Awkward Conversations And Other Stories

by No one is home


I am Nopony: the Unmourned

~Where do you want to go?~
“For fucks sake just put me in front of a fucking train!”
~What do you want bring with you?~
“I don’t care.”

My first instinct was to jump, but I froze for just a second, and I swear the train sped up. They wanted to hit me. I guess, in a way, I jumped just in time. The train only grazed me. Probably the only reason i survived at all. That was the moment it became a failed suicide. And nothing says failure quite like failed suicide.

Let me tell you there is no lower moment in life than when you fail to cause your own death. Every fucking fiber of my being burned with pain, and I still wasn’t fucking dead. And there I was in the middle of nowhere with nothing to do but just lay there and bleed while I thought about what I’d done.

I don’t know how long I had lain there like that. The pain was starting to fade, along with my vision. But my hearing must have still been okay, because I could hear the buzzy, chittering voices around me.

“Is it still alive?”

“It’s twitching!”

“We should put it out of it’s misery. I mean, we can’t just leave it here like this.”

“No,” that last voice seemed to carry more weight, there was something… sad and broken there that I could relate to, “We’re not monsters. That is why we ran. I may only be a brood queen, but I still have magic. I can’t mend his broken body, but perhaps I can give him a new one.”

“Do you have enough energy?”

“What if he’s too weak to even survive the transformation?”

“Then I guess we ended up putting him out of his misery after all,” a new voice, judging me with it’s unspeakable pinkness raked across my brain, “Who knew?”

“Stand back, my little changelings,” the sad voice commanded, “I will end his suffering, one way if not the next!”

That would have been a really good time to lose consciousness. I mean a REALLY good time. Getting hit by the train was honestly less painful. Or possibly equally painful, but it was all at once, at least. It was all just one big BOOM, everything is broken, just sit back and let the shock lull you to sleep.

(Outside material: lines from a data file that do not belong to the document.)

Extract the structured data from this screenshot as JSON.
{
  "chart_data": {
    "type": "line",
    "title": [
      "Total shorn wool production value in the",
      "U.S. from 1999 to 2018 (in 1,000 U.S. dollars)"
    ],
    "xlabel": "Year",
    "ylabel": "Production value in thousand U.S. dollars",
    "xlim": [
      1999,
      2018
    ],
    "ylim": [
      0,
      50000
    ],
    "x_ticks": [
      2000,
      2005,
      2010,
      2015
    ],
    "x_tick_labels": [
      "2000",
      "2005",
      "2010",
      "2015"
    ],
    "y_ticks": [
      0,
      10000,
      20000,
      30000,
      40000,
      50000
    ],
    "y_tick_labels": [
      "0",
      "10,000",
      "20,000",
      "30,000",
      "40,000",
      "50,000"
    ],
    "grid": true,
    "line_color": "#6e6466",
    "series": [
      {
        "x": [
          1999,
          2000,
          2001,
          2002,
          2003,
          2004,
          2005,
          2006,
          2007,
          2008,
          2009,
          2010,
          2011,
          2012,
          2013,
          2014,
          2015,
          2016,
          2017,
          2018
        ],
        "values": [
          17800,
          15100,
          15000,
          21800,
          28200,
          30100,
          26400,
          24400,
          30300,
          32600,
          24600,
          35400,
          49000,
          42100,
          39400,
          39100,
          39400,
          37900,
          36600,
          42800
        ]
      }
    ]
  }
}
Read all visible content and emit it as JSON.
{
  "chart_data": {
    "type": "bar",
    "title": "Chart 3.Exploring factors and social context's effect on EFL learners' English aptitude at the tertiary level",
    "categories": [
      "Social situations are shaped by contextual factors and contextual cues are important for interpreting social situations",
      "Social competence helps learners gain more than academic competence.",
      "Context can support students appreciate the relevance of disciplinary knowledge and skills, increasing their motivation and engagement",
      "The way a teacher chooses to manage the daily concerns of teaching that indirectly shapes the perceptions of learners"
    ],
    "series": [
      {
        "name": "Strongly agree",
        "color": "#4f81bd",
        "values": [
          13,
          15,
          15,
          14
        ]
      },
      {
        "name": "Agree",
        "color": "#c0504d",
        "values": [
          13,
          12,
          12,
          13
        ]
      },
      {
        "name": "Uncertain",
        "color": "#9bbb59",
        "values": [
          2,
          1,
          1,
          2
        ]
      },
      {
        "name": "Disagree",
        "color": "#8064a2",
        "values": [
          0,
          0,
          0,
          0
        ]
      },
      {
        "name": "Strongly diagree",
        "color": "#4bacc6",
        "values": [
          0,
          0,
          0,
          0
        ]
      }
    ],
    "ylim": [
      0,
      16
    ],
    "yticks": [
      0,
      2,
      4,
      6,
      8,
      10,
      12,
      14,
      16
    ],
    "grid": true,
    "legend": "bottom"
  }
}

This was the reverse of that only slower. broken bones and ruptured organs twisting back into place and form. But not the same place. Or Form. I screamed until I cried, and then I cried until I pissed myself, and then I just laid there in liquid shame and cried some more.

“Is it alive?”

“He’s still twitching.”

“It’s a he!”

“What is your name?” I felt something hard and soft at the same time prod me gently.

“I am no one,” I didn’t even bother to open my eyes.

“No pony is nopony,” the hard/soft thing stroked my own strangely hard/soft back, “Even the lowest drone is somepony.”

And I opened my eyes. And I saw my hole-pocked legs. And I saw my greenish-black shell. And I saw my Hooves. And I laughed. And Laughter washed over it all. All the pain, all the shock, and the screaming, all the crying, all the liquid shame. Okay, not the liquid shame. That left a stain.

“I am Nopony,” and for the first time in my life I knew who I was.